6
$\begingroup$

This question is prompted by a recent discussion (Conditional Expectation a Decreasing Function Implies Covariance is nonpositive) about the relationship between conditional expectation and covariance.

Suppose that $X$ and $Y$ are zero-mean unit-variance random variables with covariance (and correlation coefficient) $\rho$. The minimum-mean-square error (MMSE) estimator of $Y$ given $X$ is the random variable $g(X)$ that minimizes $E[(Y-g(X))^2]$, and as is well known, $g(X) = E[Y \mid X] ~\text{minimizes}~E[(Y-g(X))^2]$ It is also well known that $E[g(X)] = E[E[Y\mid X]] = E[Y] = 0$. In general, $g(X)$ is a nonlinear function. On the other hand, if the estimator is restricted to being of the form $\hat{Y} = aX + b$ where $a$ and $b$ are real numbers, then the linear MMSE estimator of $Y$ given $X$ is $\hat{Y} = \rho X$, that is, $a = \rho, ~ b = 0, ~\text{minimizes}~E[(Y-aX-b)^2].$ The linear MMSE estimator $\rho X$ has a mean-square-error $E[(Y-\rho X)^2] = 1 - \rho^2$ and so the mean-square-error of the MMSE estimator $g(X)$ can be no larger:
$E[(Y-g(X))^2] \leq 1 - \rho^2.$

A simplified version of the question in the previous discussion is: if $g(\cdot)$ is a decreasing function of its argument, show that $\rho$ is nonpositive.
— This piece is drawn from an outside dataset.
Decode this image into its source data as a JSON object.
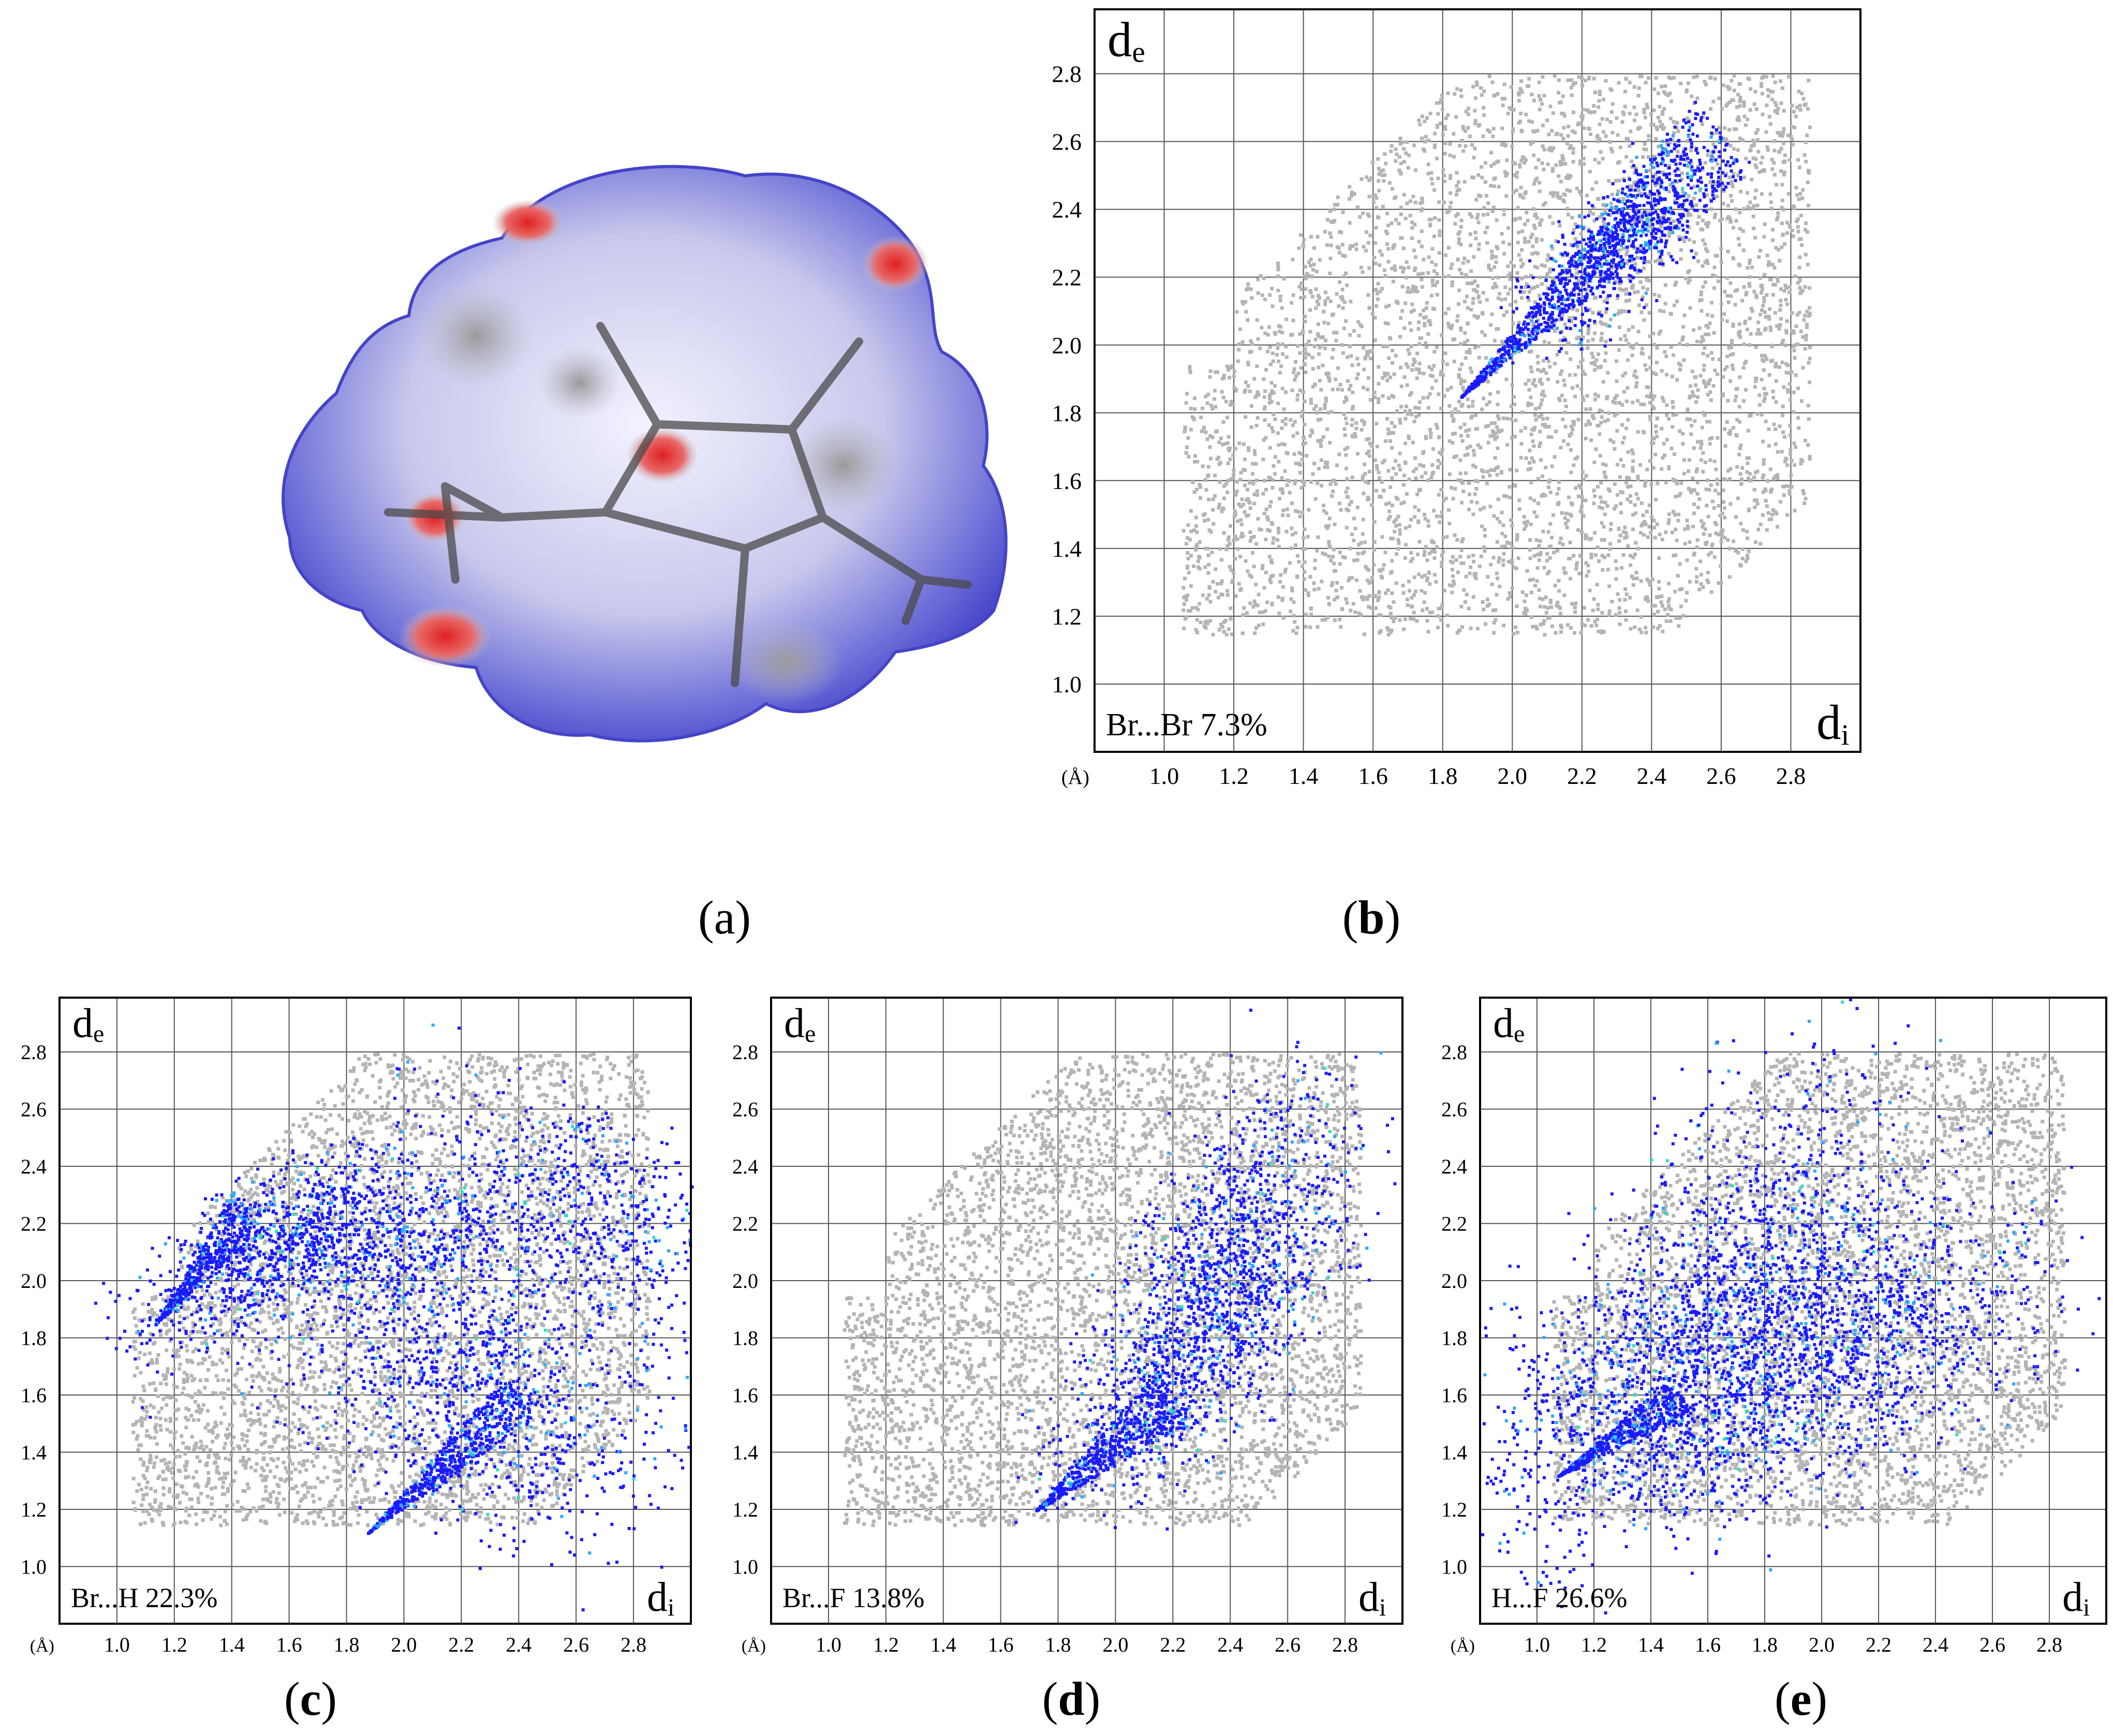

My question is: what is the linear MMSE estimate of $g(X) = E[Y \mid X]$ given $X$? That is, what choice of real numbers $c$ and $d$ minimizes $E[(g(X) - cX - d)^2]$? Since $g(X)$ and $X$ both have zero mean and $X$ has unit variance, standard linear MMSE estimator theory gives that $d = 0$ and $c = \frac{\text{cov}(g(X),X)}{\text{var}(X)} = \text{cov}(g(X),X) = E[Xg(X)]$ which I think might work out to be $\rho$, but I am not sure about this. Any suggestions on how to proceed further would be appreciated.

  • 0
    @MichaelHardy I thought about editing the question to say something like "straight-line MMSE estimation" instead of "linear MMSE estimation" but decided against it because linear MMSE estimation is reasonably well-established, at least in the engineering literature: Google provides over $900,000$ hits. But, thanks for your answer which I am accepting. I was able to show $E[Xg(X)] = \rho$ for discrete and for jointly continuous random variables but wanted a proof that did not rely on special cases, and your answer gave me exactly what I wanted.2011-12-04

1 Answers 1

8

Your conjecture is correct. By the law of total expectation we have $ \begin{align} E(X(Y-g(X)) & = E(\;E(X(Y-g(X))\mid X)\;) \\ \\ & = E(\; E(XY\mid X) - E(Xg(X)\mid X)\;) \\ \\ & = E(\; XE(Y\mid X) - Xg(X) \;) \\ \\ & = E( Xg(X) - Xg(X)) = 0. \end{align} $ Therefore $ E(XY) = E(Xg(X)). $